Practical challenges
This study was basically initiated and conducted based on the queries raised by the local farmers and their concerns regarding irrigation water shortage and rising air temperature on wheat production. Therefore, the main practical challenges would be applying and transferring the knowledge in this study to the farmers through proper and extensive outreach and extension activities by the local stakeholders and managers. The local farmers are skillful enough to adapt to new sowing dates and apply deficit irrigations depending on the predicted rainfall conditions. In fact, in areas with erratic and uncertain annual rainfalls, irrigation strategies should be synchronized based on the amount and distribution of rainfall during the growing season in order to increase WP and sustainable grain production. In this regard, weather and rainfall forecast technologies would help in advance for the real-time irrigation scheduling (Solgi et al. 2022).
CONCLUSION
The parameterized AquaCrop model was used to simulate soil water content, canopy cover, biomass, and grain yield of different wheat cultivars in four different locations across the south and the southwest of Iran with different weather and climatic conditions. The model showed acceptable and reliable simulations of soil water content, canopy cover, biomass, and grain yield during different growing seasons. The results apparently showed that the model has high skills in simulating the major governing soil and crop factors (soil water content, canopy cover, biomass, and grain yield) of irrigated wheat growth, which makes it a strong tool for decision-making analysis in wheat production at multiple locations. A detailed scenario-based analysis using the parameterized AquaCrop showed that the model could be reasonably used to simulate wheat grain yield and WP under different sowing dates and irrigation managements subject to different rainfall amounts. Due to rising air temperature and reduced water resources, defining appropriate sowing dates and irrigation levels can help in sustaining wheat production. Since water and heat stresses are becoming a real threat for sustainable crop production, it is essential to employ crop models such as AquaCrop to study different management scenarios suitable for each location.
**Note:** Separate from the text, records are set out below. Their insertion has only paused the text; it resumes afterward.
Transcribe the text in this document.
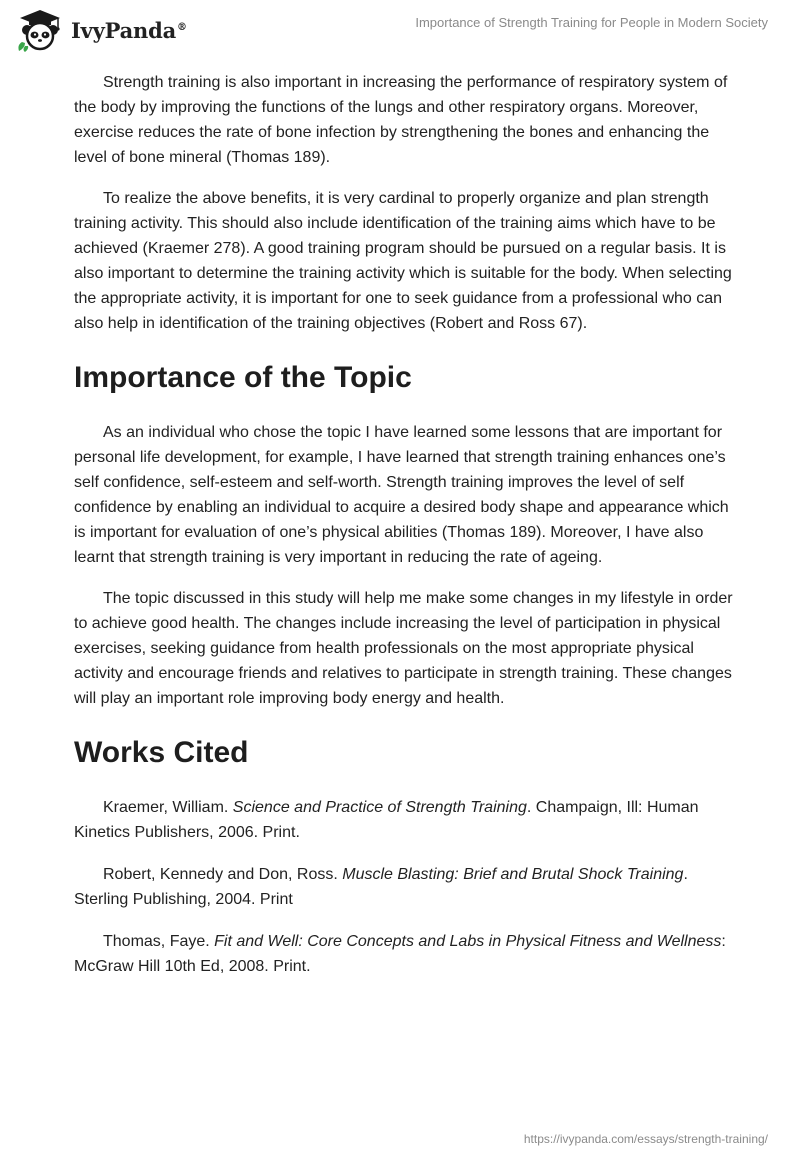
IvyPanda®	Importance of Strength Training for People in Modern Society

Strength training is also important in increasing the performance of respiratory system of the body by improving the functions of the lungs and other respiratory organs. Moreover, exercise reduces the rate of bone infection by strengthening the bones and enhancing the level of bone mineral (Thomas 189).

To realize the above benefits, it is very cardinal to properly organize and plan strength training activity. This should also include identification of the training aims which have to be achieved (Kraemer 278). A good training program should be pursued on a regular basis. It is also important to determine the training activity which is suitable for the body. When selecting the appropriate activity, it is important for one to seek guidance from a professional who can also help in identification of the training objectives (Robert and Ross 67).

Importance of the Topic

As an individual who chose the topic I have learned some lessons that are important for personal life development, for example, I have learned that strength training enhances one’s self confidence, self-esteem and self-worth. Strength training improves the level of self confidence by enabling an individual to acquire a desired body shape and appearance which is important for evaluation of one’s physical abilities (Thomas 189). Moreover, I have also learnt that strength training is very important in reducing the rate of ageing.

The topic discussed in this study will help me make some changes in my lifestyle in order to achieve good health. The changes include increasing the level of participation in physical exercises, seeking guidance from health professionals on the most appropriate physical activity and encourage friends and relatives to participate in strength training. These changes will play an important role improving body energy and health.

Works Cited

Kraemer, William. Science and Practice of Strength Training. Champaign, Ill: Human Kinetics Publishers, 2006. Print.

Robert, Kennedy and Don, Ross. Muscle Blasting: Brief and Brutal Shock Training. Sterling Publishing, 2004. Print

Thomas, Faye. Fit and Well: Core Concepts and Labs in Physical Fitness and Wellness: McGraw Hill 10th Ed, 2008. Print.

https://ivypanda.com/essays/strength-training/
Overall, the analysis implied that AquaCrop is a strong analytical decision-making tool to determine the optimum sowing date in different climatic conditions for achieving the optimum WP of irrigated winter wheat. Future large-scale applications of AquaCrop could be aimed at up-scaling from regional-scale to national-scale simulation of irrigated and rainfed winter wheat.
DATA AVAILABILITY STATEMENT
All relevant data are included in the paper or its Supplementary Information.
CONFLICT OF INTEREST
The authors declare there is no conflict.